Proof that $F$ is continuous in fundamental theorem of calculus

Question

I am studying calculus and have arrived at the first FTC. In our book it states that:

let $f: [a,b]\to\mathbb{R}$ be continuous on the interval $[a,b]$ then we define the function $F_f : [a,b]\to\mathbb{R} : x \mapsto F_f(x) := \int_a^x f(t)\,dt$

Then these properties hold:

• $F_f$ is continuous on $[a,b]$
• $F_f$ is differentiable on $]a,b[$
• $F_f$ is a primitive for $f$

The proof of the last two properties are quite understandable and also easy to find. However I am confused about the first property (supposedly the most straightforward one) where it states:

The continuity of $F_f$ follows immediately from the fact that for every $x,y \in [a,b]$ we have:

$|F_f(x) - F_f(y)| = \int_a^x f(t)\,dt - \int_a^y f(t)\,dt| = |\int_y^x f(t)\,dt| \leq \max_{x \in [a,b]} |f(x)|\cdot |x-y|$

Now here is what I am not sure of:

• Where it says $\max_{x \in [a,b]} |f(x)|$ are we talking about a different $x$ here? Like it could have been $\max_{t \in [a,b]} |f(t)|$, right?

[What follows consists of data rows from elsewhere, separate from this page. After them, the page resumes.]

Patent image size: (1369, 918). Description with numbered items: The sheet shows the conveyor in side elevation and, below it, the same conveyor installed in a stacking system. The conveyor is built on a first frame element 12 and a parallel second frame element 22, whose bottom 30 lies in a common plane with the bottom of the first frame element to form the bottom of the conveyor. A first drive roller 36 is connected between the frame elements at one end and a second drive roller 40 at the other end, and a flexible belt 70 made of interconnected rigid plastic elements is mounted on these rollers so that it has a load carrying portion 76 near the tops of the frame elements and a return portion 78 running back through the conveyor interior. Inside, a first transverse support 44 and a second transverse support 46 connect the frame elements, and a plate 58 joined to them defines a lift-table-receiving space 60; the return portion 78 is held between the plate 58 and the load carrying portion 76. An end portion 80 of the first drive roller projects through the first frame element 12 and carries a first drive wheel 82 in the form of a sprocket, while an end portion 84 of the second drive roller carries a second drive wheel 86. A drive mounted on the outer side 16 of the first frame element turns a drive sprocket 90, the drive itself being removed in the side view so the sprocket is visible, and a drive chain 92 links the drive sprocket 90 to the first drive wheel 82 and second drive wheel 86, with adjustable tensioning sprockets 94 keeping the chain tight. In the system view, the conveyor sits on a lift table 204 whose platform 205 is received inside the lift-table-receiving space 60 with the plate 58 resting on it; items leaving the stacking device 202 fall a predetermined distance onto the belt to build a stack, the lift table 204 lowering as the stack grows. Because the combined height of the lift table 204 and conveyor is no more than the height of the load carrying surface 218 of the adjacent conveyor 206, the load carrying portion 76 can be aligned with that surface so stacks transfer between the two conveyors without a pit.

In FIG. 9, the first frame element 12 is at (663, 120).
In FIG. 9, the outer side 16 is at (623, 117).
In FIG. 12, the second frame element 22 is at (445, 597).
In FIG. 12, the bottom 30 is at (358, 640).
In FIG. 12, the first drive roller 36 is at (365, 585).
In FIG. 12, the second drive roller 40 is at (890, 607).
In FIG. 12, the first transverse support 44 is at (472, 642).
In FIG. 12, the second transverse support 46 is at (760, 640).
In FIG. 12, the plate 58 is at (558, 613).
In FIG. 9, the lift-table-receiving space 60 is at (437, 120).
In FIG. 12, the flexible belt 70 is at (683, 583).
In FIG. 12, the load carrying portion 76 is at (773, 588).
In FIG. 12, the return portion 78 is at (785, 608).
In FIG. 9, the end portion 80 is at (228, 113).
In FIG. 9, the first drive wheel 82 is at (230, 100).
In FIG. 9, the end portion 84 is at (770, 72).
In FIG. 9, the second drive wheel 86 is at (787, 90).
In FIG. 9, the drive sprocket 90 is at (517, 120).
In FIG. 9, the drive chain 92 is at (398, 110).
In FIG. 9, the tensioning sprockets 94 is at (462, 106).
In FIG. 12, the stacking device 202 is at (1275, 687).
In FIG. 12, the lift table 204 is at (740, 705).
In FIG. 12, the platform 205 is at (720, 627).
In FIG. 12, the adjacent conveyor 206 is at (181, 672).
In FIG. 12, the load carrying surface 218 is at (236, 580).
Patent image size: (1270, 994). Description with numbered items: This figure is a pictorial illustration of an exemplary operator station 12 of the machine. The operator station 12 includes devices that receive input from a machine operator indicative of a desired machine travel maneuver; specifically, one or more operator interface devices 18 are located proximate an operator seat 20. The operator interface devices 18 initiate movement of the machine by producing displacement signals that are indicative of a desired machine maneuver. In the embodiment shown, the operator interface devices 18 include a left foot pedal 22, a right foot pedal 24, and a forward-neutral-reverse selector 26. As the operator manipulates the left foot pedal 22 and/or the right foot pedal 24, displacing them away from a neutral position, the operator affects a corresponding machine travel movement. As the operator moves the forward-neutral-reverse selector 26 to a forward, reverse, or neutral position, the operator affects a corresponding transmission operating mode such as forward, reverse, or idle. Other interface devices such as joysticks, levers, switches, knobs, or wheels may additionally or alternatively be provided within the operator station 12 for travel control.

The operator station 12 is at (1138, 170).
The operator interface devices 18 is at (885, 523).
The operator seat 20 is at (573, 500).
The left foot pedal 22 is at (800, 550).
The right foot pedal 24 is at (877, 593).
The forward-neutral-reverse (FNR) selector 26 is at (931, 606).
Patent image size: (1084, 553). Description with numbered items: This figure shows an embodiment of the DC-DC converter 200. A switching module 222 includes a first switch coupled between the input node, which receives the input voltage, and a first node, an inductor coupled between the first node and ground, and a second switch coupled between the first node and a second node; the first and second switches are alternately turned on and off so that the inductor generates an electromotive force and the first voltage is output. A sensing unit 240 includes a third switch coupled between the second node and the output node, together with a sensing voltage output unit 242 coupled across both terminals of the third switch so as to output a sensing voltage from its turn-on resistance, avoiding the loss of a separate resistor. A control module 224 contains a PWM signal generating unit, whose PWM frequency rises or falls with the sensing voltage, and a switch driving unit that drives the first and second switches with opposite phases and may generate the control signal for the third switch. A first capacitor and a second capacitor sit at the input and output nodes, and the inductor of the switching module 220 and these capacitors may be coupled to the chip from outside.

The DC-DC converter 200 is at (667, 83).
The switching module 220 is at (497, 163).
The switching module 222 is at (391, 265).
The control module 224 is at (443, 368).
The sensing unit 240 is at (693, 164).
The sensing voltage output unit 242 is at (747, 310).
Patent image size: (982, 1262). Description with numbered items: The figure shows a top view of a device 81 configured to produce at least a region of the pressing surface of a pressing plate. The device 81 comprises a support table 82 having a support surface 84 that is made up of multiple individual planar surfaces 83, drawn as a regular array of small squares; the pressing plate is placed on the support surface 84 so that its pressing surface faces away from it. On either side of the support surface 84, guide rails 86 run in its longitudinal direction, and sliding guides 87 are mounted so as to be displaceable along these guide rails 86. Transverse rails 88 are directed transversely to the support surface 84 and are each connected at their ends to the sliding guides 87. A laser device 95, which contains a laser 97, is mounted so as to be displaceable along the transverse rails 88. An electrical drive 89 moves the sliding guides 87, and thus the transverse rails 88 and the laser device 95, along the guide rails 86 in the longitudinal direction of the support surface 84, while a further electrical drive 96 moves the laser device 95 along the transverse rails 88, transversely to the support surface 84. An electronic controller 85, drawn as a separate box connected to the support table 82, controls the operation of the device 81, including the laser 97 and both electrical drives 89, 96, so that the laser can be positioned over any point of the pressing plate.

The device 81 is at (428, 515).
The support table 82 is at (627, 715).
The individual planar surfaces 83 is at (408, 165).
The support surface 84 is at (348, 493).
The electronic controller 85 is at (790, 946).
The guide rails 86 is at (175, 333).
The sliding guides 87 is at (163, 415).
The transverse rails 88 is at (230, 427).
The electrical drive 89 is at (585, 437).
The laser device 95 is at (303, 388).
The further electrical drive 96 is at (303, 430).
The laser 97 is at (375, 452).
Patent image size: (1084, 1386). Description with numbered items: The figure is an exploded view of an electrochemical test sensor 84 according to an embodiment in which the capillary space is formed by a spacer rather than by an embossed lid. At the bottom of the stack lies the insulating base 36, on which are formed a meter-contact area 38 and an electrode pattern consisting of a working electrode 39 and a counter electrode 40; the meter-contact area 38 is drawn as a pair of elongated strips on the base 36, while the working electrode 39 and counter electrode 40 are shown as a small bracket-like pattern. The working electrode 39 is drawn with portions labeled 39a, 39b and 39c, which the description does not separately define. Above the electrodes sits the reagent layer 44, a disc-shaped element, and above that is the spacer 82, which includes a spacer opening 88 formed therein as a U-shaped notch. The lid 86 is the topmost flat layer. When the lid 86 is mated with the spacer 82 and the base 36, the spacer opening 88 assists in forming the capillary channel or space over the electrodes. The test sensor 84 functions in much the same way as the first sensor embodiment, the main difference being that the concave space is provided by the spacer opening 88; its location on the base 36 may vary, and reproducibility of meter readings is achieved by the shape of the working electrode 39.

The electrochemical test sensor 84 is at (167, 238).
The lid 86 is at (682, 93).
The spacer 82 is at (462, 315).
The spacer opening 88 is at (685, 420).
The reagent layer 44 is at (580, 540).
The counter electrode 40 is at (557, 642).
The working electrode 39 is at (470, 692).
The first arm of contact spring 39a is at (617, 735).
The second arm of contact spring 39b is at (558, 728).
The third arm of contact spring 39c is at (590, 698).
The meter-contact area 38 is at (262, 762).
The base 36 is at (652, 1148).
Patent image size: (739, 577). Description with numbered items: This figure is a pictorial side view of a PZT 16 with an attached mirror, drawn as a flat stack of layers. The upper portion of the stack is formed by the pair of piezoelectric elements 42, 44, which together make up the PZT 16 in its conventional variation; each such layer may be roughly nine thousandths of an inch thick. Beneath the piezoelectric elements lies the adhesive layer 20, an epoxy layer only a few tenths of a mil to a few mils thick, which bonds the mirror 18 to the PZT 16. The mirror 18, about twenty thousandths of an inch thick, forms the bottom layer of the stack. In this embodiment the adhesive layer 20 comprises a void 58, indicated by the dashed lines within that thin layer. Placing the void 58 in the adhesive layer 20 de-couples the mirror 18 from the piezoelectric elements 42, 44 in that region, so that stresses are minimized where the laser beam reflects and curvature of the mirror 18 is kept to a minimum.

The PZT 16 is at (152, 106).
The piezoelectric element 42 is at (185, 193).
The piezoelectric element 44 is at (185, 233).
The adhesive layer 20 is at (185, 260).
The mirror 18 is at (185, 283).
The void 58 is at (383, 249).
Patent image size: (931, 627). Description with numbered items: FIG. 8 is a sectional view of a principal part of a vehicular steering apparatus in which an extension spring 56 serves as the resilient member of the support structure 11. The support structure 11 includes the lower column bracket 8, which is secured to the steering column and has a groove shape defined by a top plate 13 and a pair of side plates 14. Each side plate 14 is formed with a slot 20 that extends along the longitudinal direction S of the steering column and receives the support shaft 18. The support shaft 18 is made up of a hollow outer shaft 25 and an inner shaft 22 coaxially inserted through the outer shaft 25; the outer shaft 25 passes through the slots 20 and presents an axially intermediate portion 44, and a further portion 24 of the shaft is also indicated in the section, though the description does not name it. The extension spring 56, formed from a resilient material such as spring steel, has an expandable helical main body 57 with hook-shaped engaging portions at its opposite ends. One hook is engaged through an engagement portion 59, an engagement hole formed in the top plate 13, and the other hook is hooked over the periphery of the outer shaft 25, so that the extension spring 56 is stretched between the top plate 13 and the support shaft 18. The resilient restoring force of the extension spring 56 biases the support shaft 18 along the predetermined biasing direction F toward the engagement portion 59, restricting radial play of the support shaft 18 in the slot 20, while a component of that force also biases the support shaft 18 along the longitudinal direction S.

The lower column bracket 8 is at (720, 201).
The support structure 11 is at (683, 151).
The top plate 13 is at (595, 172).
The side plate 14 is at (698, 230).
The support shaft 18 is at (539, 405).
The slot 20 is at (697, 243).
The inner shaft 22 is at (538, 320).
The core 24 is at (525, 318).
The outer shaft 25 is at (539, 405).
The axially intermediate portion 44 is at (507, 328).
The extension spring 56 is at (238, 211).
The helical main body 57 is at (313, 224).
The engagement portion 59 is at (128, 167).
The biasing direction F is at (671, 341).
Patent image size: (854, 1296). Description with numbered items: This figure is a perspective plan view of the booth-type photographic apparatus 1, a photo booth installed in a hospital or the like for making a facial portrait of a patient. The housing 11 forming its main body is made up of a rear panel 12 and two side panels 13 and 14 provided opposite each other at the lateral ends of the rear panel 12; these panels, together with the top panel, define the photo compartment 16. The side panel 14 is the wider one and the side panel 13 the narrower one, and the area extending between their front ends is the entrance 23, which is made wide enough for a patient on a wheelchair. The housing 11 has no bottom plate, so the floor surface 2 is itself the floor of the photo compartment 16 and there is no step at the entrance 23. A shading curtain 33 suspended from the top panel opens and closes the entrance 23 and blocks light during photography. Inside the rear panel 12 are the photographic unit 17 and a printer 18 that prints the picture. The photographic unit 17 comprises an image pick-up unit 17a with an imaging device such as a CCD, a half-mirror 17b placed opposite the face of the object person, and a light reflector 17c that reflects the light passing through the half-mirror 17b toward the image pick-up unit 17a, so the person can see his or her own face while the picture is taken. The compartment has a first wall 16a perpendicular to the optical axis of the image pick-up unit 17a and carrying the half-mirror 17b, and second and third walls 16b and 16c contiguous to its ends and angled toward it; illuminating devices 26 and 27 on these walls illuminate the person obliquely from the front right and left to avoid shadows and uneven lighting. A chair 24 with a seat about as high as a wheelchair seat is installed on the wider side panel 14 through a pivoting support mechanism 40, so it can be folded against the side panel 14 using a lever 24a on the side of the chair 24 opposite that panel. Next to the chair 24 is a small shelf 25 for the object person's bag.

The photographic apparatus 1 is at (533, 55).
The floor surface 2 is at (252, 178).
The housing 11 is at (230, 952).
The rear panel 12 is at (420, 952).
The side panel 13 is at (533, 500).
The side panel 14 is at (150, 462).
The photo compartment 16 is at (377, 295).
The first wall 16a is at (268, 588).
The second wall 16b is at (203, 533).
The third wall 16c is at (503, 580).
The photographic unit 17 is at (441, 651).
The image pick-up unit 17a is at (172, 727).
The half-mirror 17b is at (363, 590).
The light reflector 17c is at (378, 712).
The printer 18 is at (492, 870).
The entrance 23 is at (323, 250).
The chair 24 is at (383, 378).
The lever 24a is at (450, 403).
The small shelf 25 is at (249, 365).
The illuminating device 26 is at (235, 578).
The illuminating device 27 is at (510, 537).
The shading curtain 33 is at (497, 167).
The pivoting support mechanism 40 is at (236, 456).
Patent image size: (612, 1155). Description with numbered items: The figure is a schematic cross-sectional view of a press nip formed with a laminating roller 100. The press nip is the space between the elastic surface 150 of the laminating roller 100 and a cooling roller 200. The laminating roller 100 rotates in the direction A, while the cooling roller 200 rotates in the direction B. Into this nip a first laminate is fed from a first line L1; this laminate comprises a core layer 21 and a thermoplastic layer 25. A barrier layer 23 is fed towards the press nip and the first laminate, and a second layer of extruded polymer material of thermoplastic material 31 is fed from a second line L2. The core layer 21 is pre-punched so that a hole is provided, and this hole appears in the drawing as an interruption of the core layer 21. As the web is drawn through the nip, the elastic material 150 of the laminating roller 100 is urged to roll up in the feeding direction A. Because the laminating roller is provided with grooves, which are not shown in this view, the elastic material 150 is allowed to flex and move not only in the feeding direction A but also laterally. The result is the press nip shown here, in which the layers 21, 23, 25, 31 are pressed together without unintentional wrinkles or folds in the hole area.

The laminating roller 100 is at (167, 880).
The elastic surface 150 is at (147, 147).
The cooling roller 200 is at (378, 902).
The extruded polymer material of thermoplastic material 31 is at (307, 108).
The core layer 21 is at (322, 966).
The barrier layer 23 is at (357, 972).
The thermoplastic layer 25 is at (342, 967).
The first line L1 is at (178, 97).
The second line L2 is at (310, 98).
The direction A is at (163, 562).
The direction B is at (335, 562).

• This statement seems true enough and understandable (assuming the above) however: how does continuity of $F_f$ follow from it?

Answer 1

• Right.
• Call it $M$. That is, let $M=\sup_{x\in[a,b]}\bigl\lvert f(x)\bigr\rvert$. Then$$(\forall x,y\in[a,b]):\bigl\lvert F_f(x)-F_f(y)\bigr\rvert\leqslant M\lvert x-y\rvert.$$So, for any $\varepsilon>0$, if you take $\delta=\frac\varepsilon M$, then$$\lvert x-y\rvert<\delta=\frac\varepsilon M\implies\bigl\lvert F_f(x)-F_f(y)\bigr\rvert\leqslant M\lvert x-y\rvert<M\frac\varepsilon M=\varepsilon.$$

Answer 2

$F$ is continuous if

$\lim_\limits{x\to y} F(x) = F(y)$ for all $y$ in $[a,b]$

$\forall\epsilon>0,\exists \delta >0,\forall x,y \in [a,b]: |x-y|<\delta \implies |F(x) - F(y)|<\epsilon$

$F(x) - F(y) = \int_a^x f(x) \ dx - \int_a^y f(x) \ dx = \int_y^x f(x) \ dx$

$f(x)$ is bounded over the interval, and has a least upper bound. Let $M$ be the least upper bound of $|f(x)|$

$M = \sup \{|f(x)|: x\in[x,y]\}$

$|\int_y^x f(x) \ dx| \le |x-y|M$

$\delta = \frac {\epsilon}{M}$

$F(x)$ is continuous.